But while those states have long traditions of primary participation, Nevada is a state with a somewhat transient, politically disengaged population. As a result, Clinton’s organizers spend much of their time just trying to put the caucuses on voters’ radar. To do this, they’ve gotten creative. They’ve held house parties for gays and Latinos, sought “faith captains” in African American congregations, and hosted a Filipino Kamayan-style dinner—in which guests ate with their hands from dishes served on banana leaves—for the Asian community. There was a Hillary-themed poetry slam at an independent bookstore in Las Vegas and Team Hillary hiking trips in Reno.
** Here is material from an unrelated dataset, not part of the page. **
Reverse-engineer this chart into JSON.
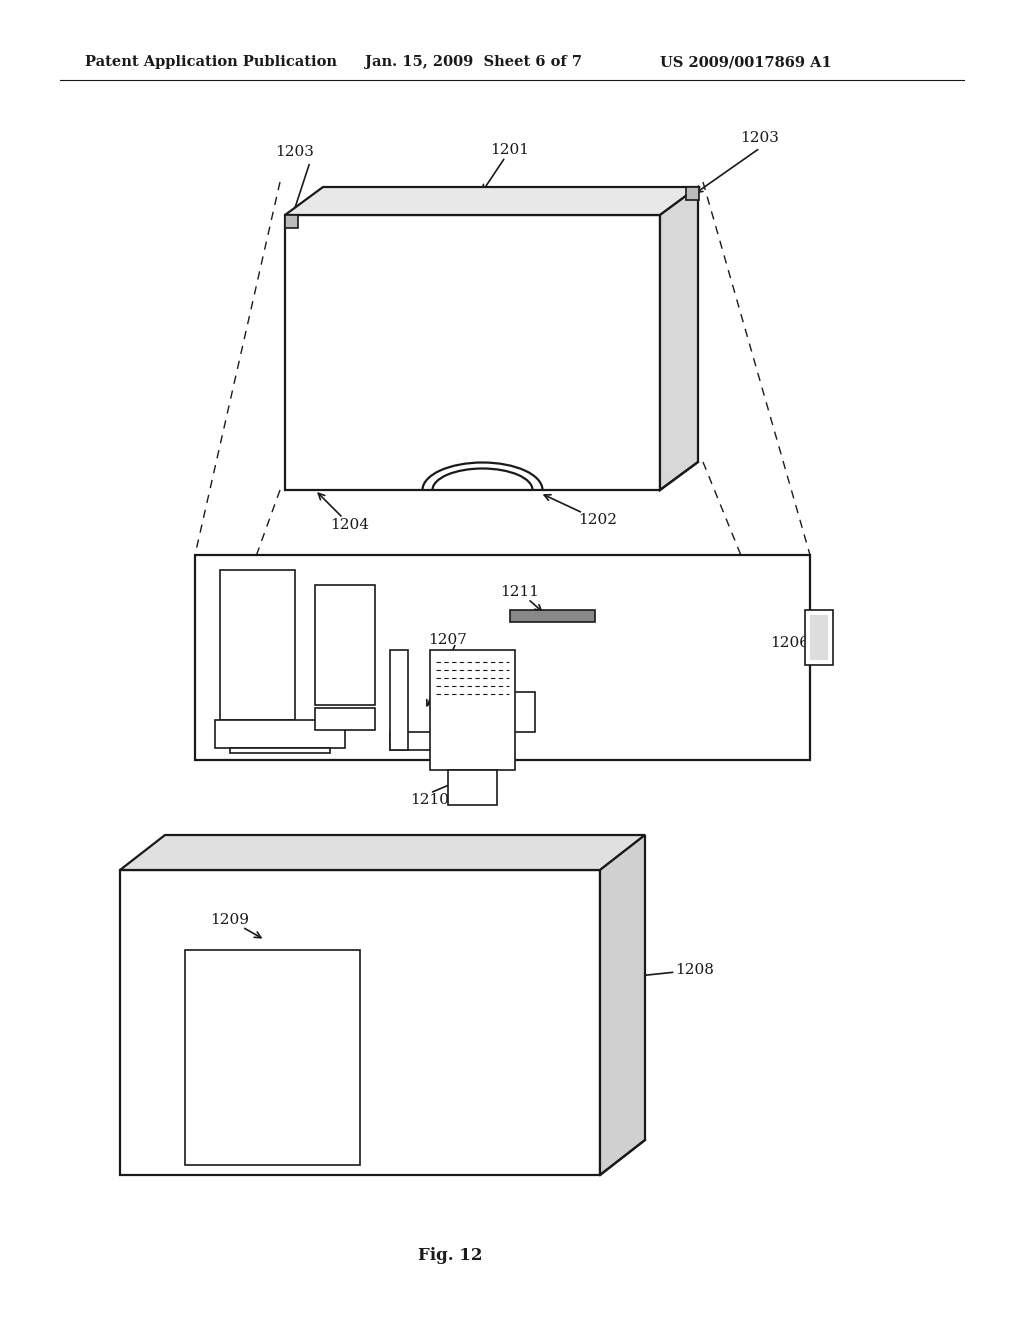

There is a running club, of which Neri is a member, something he says has helped him avoid the usual weight gain associated with campaign work.
Clinton’s rivals acknowledge she will be difficult to beat here. “Hillary, to her credit, came here early, and she obviously sees Nevada as a kind of firewall,” says Tick Segerblom, a liberal state senator who is the only elected official in Nevada to support Sanders. Compared to Iowa and New Hampshire, he says, “it is certainly a much better state for her, and she’s much better organized.” Sanders drew 4,500 people to a rally in Reno in August, but until recently, his Nevada campaign consisted of a bunch of volunteers and a Facebook page, Segerblom tells me.
Segerblom has introduced Sanders when he comes to Las Vegas, but has not been offered a formal role in the campaign. “I think they’re hoping to have a more diverse face for the campaign, not just angry old white men—but they’re an important constituency too!” he jokes. He hopes Sanders puts more resources into the state in the next four months before the caucuses.
As a still-new addition to the early-state lineup, Nevada receives less attention than Iowa and New Hampshire, and the state has a bit of an inferiority complex as a result. (The dean of the Nevada press corps, Jon Ralston, has called it “the Rodney Dangerfield of early states.”) But there are signs the candidates’ bid for Nevada votes is having an effect. Clinton came to Las Vegas to announce her immigration platform in May, pleasing advocates by staking out a position more aggressive than many had expected—she said she would expand on President Obama’s executive actions to halt deportations. And both Clinton and Sanders have declared themselves against the “Cadillac tax” on high-cost health-insurance plans in Obamacare, a provision the Culinary Union strongly opposes. Sanders, in last week’s debate in Las Vegas, also came out in favor of Nevada’s ballot initiative to legalize recreational marijuana; Clinton did not.
The day before the debate, Clinton appeared on the picket line at a Culinary protest of the Trump International Hotel, a gleaming, 24-karat-gold-plated 64-story tower a block off the Strip. (In 2012, Mitt Romney appeared at the hotel to accept Donald Trump’s endorsement.) Her appearance cleverly combined expressing solidarity with the union and ripping the GOP frontrunner. And the day after the debate, she headed to a suburban union hall to accept the painters union’s endorsement.